Designing your kitchen around function, and working with the space you already have, will help you utilize the area to its highest potential. These “master” kitchens are great because of the appliances they have in them, but it’s also about the design of the space – everything works together to give you the best work triangle or zones possible.
During their time cooking, chefs want to take as few steps as possible. The less they have to run around, the more they can focus on what they are cooking. You should follow these same rules when designing your chef’s kitchen. While the work triangle should always be implemented into a design, sometime it’s hard to create the proper flow when additional appliances are added into the mix. Before you make a final decision on the layout, try creating a life size version so you can truly see how each piece will work together (because you’ll never see a professional running around to a poorly placed appliance).

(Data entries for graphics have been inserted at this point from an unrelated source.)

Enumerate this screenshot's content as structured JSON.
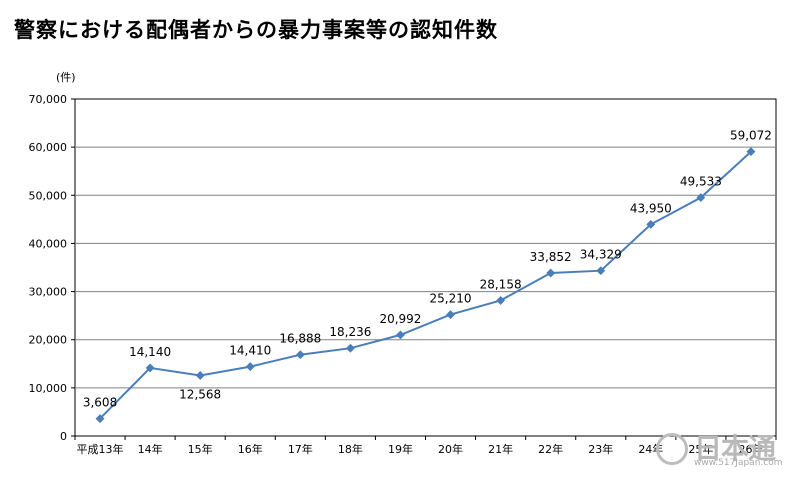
{
  "chart_data": {
    "type": "line",
    "title": "警察における配偶者からの暴力事案等の認知件数",
    "unit_label": "(件)",
    "categories": [
      "平成13年",
      "14年",
      "15年",
      "16年",
      "17年",
      "18年",
      "19年",
      "20年",
      "21年",
      "22年",
      "23年",
      "24年",
      "25年",
      "26年"
    ],
    "series": [
      {
        "values": [
          3608,
          14140,
          12568,
          14410,
          16888,
          18236,
          20992,
          25210,
          28158,
          33852,
          34329,
          43950,
          49533,
          59072
        ],
        "value_labels": [
          "3,608",
          "14,140",
          "12,568",
          "14,410",
          "16,888",
          "18,236",
          "20,992",
          "25,210",
          "28,158",
          "33,852",
          "34,329",
          "43,950",
          "49,533",
          "59,072"
        ]
      }
    ],
    "yticks": [
      "0",
      "10,000",
      "20,000",
      "30,000",
      "40,000",
      "50,000",
      "60,000",
      "70,000"
    ],
    "ylim": [
      0,
      70000
    ],
    "grid": true,
    "line_color": "#4a7ebb"
  },
  "watermark": {
    "text": "日本通",
    "subtext": "www.517Japan.com"
  }
}
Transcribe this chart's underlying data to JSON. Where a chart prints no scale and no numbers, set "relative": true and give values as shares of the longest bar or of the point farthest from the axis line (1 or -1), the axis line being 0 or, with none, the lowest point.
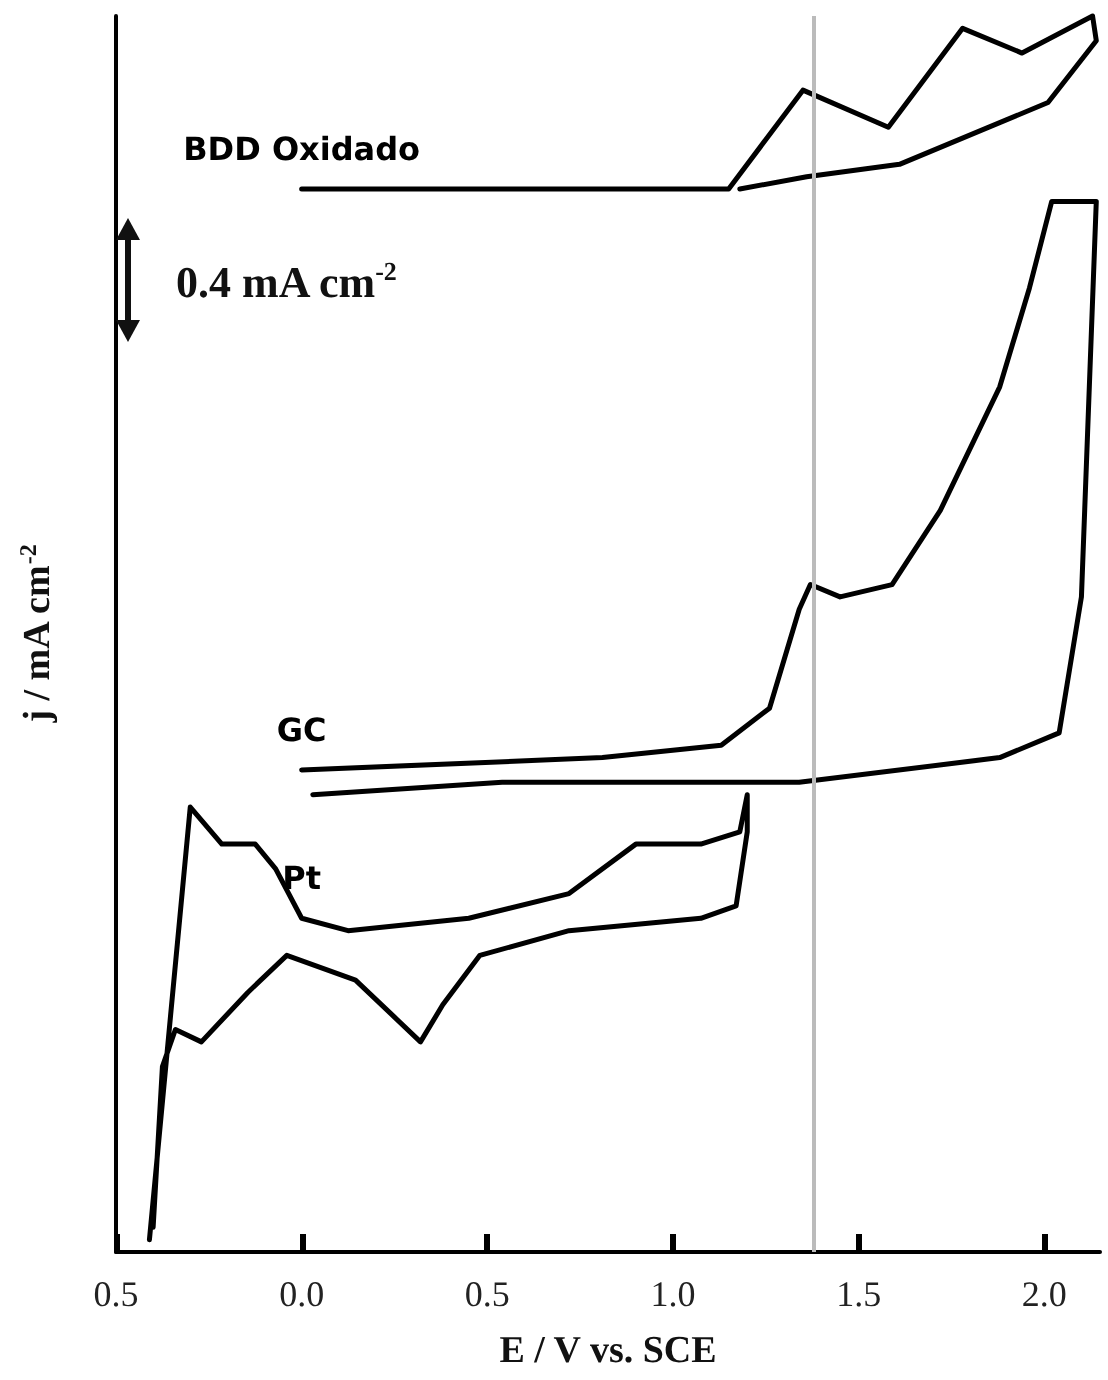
{
  "chart_data": {
    "type": "line",
    "relative": true,
    "xlabel": "E / V vs. SCE",
    "ylabel": "j / mA cm$^{-2}$",
    "tick_labels": "x",
    "grid": false,
    "legend": false,
    "marker": "none",
    "line_style": "solid",
    "xlim": [
      -0.5,
      2.15
    ],
    "xticks": [
      {
        "value": -0.5,
        "label": "0.5"
      },
      {
        "value": 0,
        "label": "0.0"
      },
      {
        "value": 0.5,
        "label": "0.5"
      },
      {
        "value": 1,
        "label": "1.0"
      },
      {
        "value": 1.5,
        "label": "1.5"
      },
      {
        "value": 2,
        "label": "2.0"
      }
    ],
    "annotations": [
      "0.4 mA cm$^{-2}$"
    ],
    "ref_lines": [
      {
        "axis": "x",
        "value": 1.38,
        "label": null,
        "color": "#bbbbbb"
      }
    ],
    "series": [
      {
        "name": "BDD Oxidado",
        "color": "#000000",
        "x": [
          0,
          1.15,
          1.35,
          1.58,
          1.78,
          1.94,
          2.13,
          2.14,
          2.01,
          1.61,
          1.36,
          1.18
        ],
        "values": [
          0.86,
          0.86,
          0.94,
          0.91,
          0.99,
          0.97,
          1.0,
          0.98,
          0.93,
          0.88,
          0.87,
          0.86
        ]
      },
      {
        "name": "GC",
        "color": "#000000",
        "x": [
          0,
          0.81,
          1.13,
          1.26,
          1.34,
          1.37,
          1.45,
          1.59,
          1.72,
          1.88,
          1.96,
          2.02,
          2.14,
          2.1,
          2.04,
          1.88,
          1.34,
          0.54,
          0.03
        ],
        "values": [
          0.39,
          0.4,
          0.41,
          0.44,
          0.52,
          0.54,
          0.53,
          0.54,
          0.6,
          0.7,
          0.78,
          0.85,
          0.85,
          0.53,
          0.42,
          0.4,
          0.38,
          0.38,
          0.37
        ]
      },
      {
        "name": "Pt",
        "color": "#000000",
        "x": [
          -0.41,
          -0.3,
          -0.215,
          -0.125,
          -0.07,
          0,
          0.125,
          0.45,
          0.72,
          0.9,
          1.075,
          1.18,
          1.2,
          1.2,
          1.17,
          1.075,
          0.72,
          0.48,
          0.38,
          0.32,
          0.25,
          0.145,
          -0.04,
          -0.145,
          -0.27,
          -0.34,
          -0.375,
          -0.4
        ],
        "values": [
          0.01,
          0.36,
          0.33,
          0.33,
          0.31,
          0.27,
          0.26,
          0.27,
          0.29,
          0.33,
          0.33,
          0.34,
          0.37,
          0.34,
          0.28,
          0.27,
          0.26,
          0.24,
          0.2,
          0.17,
          0.19,
          0.22,
          0.24,
          0.21,
          0.17,
          0.18,
          0.15,
          0.02
        ]
      }
    ]
  }
}
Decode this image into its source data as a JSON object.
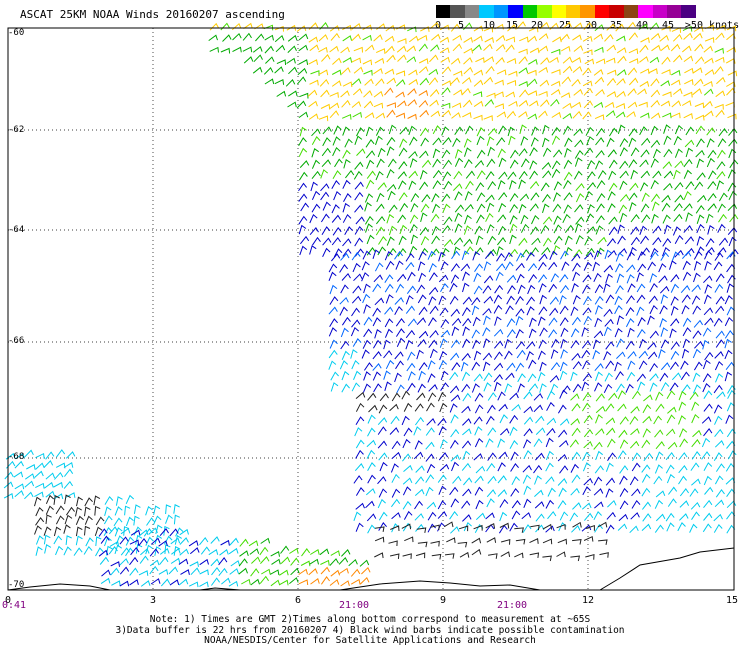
{
  "title": "ASCAT 25KM NOAA Winds 20160207 ascending",
  "colorbar": {
    "colors": [
      "#000000",
      "#555555",
      "#888888",
      "#00c8ff",
      "#0096ff",
      "#0000ff",
      "#00c800",
      "#96ff00",
      "#ffff00",
      "#ffc800",
      "#ff9600",
      "#ff0000",
      "#c80000",
      "#8b4513",
      "#ff00ff",
      "#c800c8",
      "#960096",
      "#4b0082"
    ],
    "labels": [
      "0",
      "5",
      "10",
      "15",
      "20",
      "25",
      "30",
      "35",
      "40",
      "45",
      ">50 knots"
    ]
  },
  "axes": {
    "y_ticks": [
      "-60",
      "-62",
      "-64",
      "-66",
      "-68",
      "-70"
    ],
    "x_ticks": [
      "0",
      "3",
      "6",
      "9",
      "12",
      "15"
    ],
    "time_labels": [
      "0:41",
      "21:00",
      "21:00"
    ]
  },
  "legend_colors": {
    "calm": "#222222",
    "light": "#00ccee",
    "moderate": "#0000cc",
    "fresh": "#00aa00",
    "strong_light": "#44dd00",
    "strong": "#ffcc00",
    "gale": "#ff8800"
  },
  "notes": [
    "Note: 1) Times are GMT 2)Times along bottom correspond to measurement at ~65S",
    "3)Data buffer is 22 hrs from 20160207 4) Black wind barbs indicate possible contamination",
    "NOAA/NESDIS/Center for Satellite Applications and Research"
  ]
}
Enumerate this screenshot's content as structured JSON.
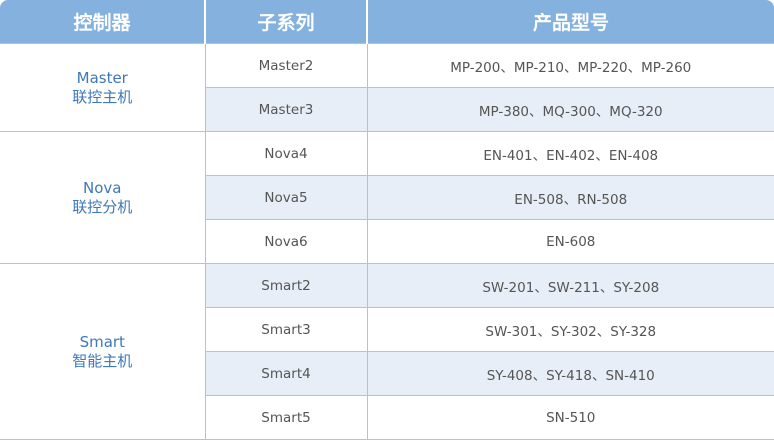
{
  "headers": [
    "控制器",
    "子系列",
    "产品型号"
  ],
  "groups": [
    {
      "name": "Master",
      "desc": "联控主机",
      "rows": [
        {
          "sub": "Master2",
          "models": "MP-200、MP-210、MP-220、MP-260"
        },
        {
          "sub": "Master3",
          "models": "MP-380、MQ-300、MQ-320"
        }
      ]
    },
    {
      "name": "Nova",
      "desc": "联控分机",
      "rows": [
        {
          "sub": "Nova4",
          "models": "EN-401、EN-402、EN-408"
        },
        {
          "sub": "Nova5",
          "models": "EN-508、RN-508"
        },
        {
          "sub": "Nova6",
          "models": "EN-608"
        }
      ]
    },
    {
      "name": "Smart",
      "desc": "智能主机",
      "rows": [
        {
          "sub": "Smart2",
          "models": "SW-201、SW-211、SY-208"
        },
        {
          "sub": "Smart3",
          "models": "SW-301、SY-302、SY-328"
        },
        {
          "sub": "Smart4",
          "models": "SY-408、SY-418、SN-410"
        },
        {
          "sub": "Smart5",
          "models": "SN-510"
        }
      ]
    }
  ],
  "colors": {
    "header": "#84b1de",
    "alt_row": "#e8eef8",
    "group_text": "#3d78b8",
    "border": "#a9c5e6"
  }
}
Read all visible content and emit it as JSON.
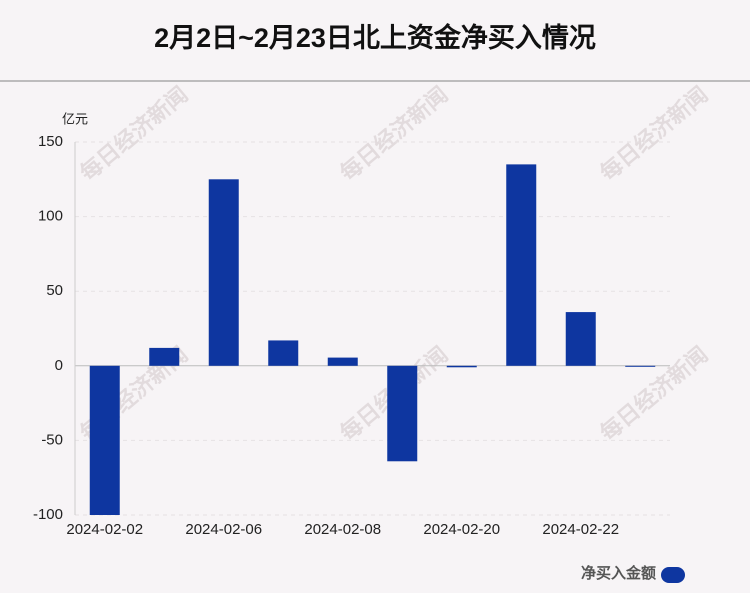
{
  "chart_data": {
    "type": "bar",
    "title": "2月2日~2月23日北上资金净买入情况",
    "y_label": "亿元",
    "watermark": "每日经济新闻",
    "categories": [
      "2024-02-02",
      null,
      "2024-02-06",
      null,
      "2024-02-08",
      null,
      "2024-02-20",
      null,
      "2024-02-22",
      null
    ],
    "series": [
      {
        "name": "净买入金额",
        "color": "#0e36a0",
        "values": [
          -100,
          12,
          125,
          17,
          5.5,
          -64,
          -1,
          135,
          36,
          -0.5
        ]
      }
    ],
    "ylim": [
      -100,
      150
    ],
    "yticks": [
      -100,
      -50,
      0,
      50,
      100,
      150
    ],
    "grid": true
  }
}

A chef’s kitchen also follows basic universal design principles in its layout. You will see doors that are easy to open, larger display screens, and wider pathways throughout the kitchen. The reason for this is because, at the pace they are moving, chefs need to be able to do things quickly and very easily. Most of the time, they are running around with a pot or pan in their hand – if they can’t open the oven door or turn off the stove, that could be the end of their meal.
Your chef’s kitchen doesn’t need to be a dream you have after watching a cooking show, it can be a reality with just a little planning. Take the time to think about how you will use the space and what type of chef you want to be in your kitchen, and then design to those needs. No matter what you choose to put in the space, you’ll be happy that you took the time to upgrade and improve your kitchen.